C.E., T.R.J., N.B., T.D., J.T. and R.S. are currently employed by Sartorius that funded the image annotation and provided the Incucyte Live-Cell Analysis system used to acquire the images in LIVECell. The remaining authors declare no competing interests.

Figures

Fig. 1
Fig. 1. Morphological diversity of cell types comprising LIVECell visualized using PCA.
a, Scatter plot of the first two principal components demonstrate the diverse spread of morphologies represented by images in LIVECell between and within cell types. b, Loading plot of PCA shows how each morphology metrics influence the directions of the component values. c, Representative examples of images on each axis and quadrant of the principal component plot with their principal component values plotted. Morphological interpretations, based on the loading values, are provided for each quadrant. Abbreviated metrics names are explained in the Methods. Scale bar represents 100 µm and applies to all images.
Fig. 2
Fig. 2. Illustrative examples of annotated phase-contrast microscopy images and histograms showing cell size distributions of all cell types in LIVECell.
Example images for a, A172, b, BT-474, c, BV-2, d, Huh7, e, MCF7, f, SH-SY5Y, g, SkBr3 and h, SK-OV-3 cells are shown in pairs, with the original phase-contrast image on the left and the overlaid annotations shown on the right in green. Images demonstrate morphological variety represented by the chosen cell types. Histograms show cell size distributions in µm2 for each cell type. On each histogram, the vertical color panes indicate the different cell size categories used for model evaluation and the percentages above each pane indicate how many in each cell type belong to each size category. The left-hand gray pane indicates small cells (defined as smaller than 320 µm2), the middle white pane indicates medium-sized cells (between 320 and 970 µm2) and the right-hand gray pane indicates large cells (larger than 970 µm2). Scale bar represents 150 µm and applies to all images.
Fig. 3
Fig. 3. Performance evaluation of CNN models trained on LIVECell.

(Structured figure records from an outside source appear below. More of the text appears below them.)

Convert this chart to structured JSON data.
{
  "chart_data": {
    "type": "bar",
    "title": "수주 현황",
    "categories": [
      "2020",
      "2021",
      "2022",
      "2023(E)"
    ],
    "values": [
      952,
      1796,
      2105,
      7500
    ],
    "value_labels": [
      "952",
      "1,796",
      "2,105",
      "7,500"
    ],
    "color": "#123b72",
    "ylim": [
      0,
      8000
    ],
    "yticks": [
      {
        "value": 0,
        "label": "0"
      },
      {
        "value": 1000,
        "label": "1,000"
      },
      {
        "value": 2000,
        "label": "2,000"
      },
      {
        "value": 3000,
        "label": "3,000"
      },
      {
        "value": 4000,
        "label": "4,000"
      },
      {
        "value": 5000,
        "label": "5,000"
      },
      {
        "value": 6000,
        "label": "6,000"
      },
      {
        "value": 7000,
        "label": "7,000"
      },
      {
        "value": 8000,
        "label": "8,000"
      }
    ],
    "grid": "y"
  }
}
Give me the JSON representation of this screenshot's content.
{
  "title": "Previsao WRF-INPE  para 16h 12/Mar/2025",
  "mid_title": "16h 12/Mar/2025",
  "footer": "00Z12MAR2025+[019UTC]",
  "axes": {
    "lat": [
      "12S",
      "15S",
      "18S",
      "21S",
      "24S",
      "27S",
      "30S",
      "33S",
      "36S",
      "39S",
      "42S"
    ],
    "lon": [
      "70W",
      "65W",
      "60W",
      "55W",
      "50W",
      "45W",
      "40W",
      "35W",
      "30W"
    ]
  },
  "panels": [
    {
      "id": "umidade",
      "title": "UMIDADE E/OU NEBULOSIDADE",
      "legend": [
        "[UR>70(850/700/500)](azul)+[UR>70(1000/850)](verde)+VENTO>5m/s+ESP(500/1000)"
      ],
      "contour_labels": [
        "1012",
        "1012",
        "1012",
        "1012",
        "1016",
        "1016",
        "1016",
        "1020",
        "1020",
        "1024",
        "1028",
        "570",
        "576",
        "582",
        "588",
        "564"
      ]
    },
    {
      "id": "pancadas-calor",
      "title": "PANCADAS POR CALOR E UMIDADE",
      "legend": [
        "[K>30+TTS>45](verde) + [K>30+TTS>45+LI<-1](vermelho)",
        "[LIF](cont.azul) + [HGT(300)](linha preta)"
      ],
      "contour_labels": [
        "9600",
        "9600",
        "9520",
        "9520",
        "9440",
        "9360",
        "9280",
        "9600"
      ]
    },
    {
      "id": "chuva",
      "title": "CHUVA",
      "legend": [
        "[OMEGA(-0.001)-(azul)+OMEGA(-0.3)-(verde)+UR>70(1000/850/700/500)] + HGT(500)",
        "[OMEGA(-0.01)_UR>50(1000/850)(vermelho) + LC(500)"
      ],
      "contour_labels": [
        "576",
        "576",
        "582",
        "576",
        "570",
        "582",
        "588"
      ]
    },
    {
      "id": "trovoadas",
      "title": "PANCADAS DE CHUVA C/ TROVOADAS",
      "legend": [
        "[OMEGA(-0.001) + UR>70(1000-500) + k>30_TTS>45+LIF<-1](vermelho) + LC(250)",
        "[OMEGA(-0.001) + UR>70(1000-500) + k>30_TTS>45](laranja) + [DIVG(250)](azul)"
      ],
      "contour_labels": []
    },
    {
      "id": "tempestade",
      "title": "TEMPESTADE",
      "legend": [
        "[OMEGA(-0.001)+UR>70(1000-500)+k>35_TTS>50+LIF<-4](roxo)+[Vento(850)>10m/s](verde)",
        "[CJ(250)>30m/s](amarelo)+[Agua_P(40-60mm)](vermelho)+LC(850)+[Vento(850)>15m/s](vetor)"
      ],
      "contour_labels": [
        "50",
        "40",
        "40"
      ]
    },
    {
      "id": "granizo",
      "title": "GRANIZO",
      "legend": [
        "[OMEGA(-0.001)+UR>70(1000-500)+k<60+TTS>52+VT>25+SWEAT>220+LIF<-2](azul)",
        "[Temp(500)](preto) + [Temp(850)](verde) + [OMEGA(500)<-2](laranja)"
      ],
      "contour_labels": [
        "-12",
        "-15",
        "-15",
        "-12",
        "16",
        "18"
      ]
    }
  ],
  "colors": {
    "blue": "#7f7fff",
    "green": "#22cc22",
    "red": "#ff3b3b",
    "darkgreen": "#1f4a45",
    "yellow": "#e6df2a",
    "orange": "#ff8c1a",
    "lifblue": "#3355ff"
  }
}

af, Bar charts of cell segmentation performance, as reported by mask AP (%), for the LIVECell-wide train and evaluate task (a) and single cell-type train and evaluate task (c), cell detection performance, as reported by mask AFNR (%) for the LIVECell-wide train and evaluate task (b) and single cell-type train and evaluate task (d), as well as heatmaps for all possible transfers on the single cell-type model transferability test for the anchor-free (e) and anchor-based model (f) as reported by AP.
Fig. 4
Fig. 4. Validation of anchor-free and anchor-based model using fluorescent nuclei count.
ah, Predicted model counts are compared to fluorescence nuclei counts on A172 and A549 cells. Time course graphs show per-image object counts across different cell seeding densities over time for fluorescent nuclei and the models for the anchor-free (a) and anchor-based (c) model for A172 cells and the anchor-free (e) and anchor-based (g) model on A549 cells. Correlation plots for each image show R2 > 0.99 with a gradient close to 1 when comparing nuclei count and label-free predictions of the anchor-free (b) and anchor-based (d) models for A172 cells and anchor-free (f) and anchor-based (h) models for A549 cells. The yellow markers highlight data removed from the correlation calculations. On all graphs, the dotted line represents the 95% cell confluence level. Data are shown as mean ± s.e.m. for n = 4 images (a,c) and n = 3 images (e,g).
Fig. 5
Fig. 5. Impact of scale of dataset on segmentation performance.
Each model was trained on subsets of the LIVECell training set, corresponding to 2, 4, 5, 25, 50 and 100% of total number of images. a,d, The resulting models were then evaluated by calculating segmentation AP on the complete LIVECell test (a) and AFNR (d). To further explore the effects of increasing the dataset size we broke down the metrics to each IoU level between 50 and 95% with a step size of 5%. b,c,e,f, The precision per IoU for the anchor-free (b) and anchor-based (c) models trained on different amounts of the dataset was calculated, as well as the FNR for the same anchor-free (e) and anchor-based models (f).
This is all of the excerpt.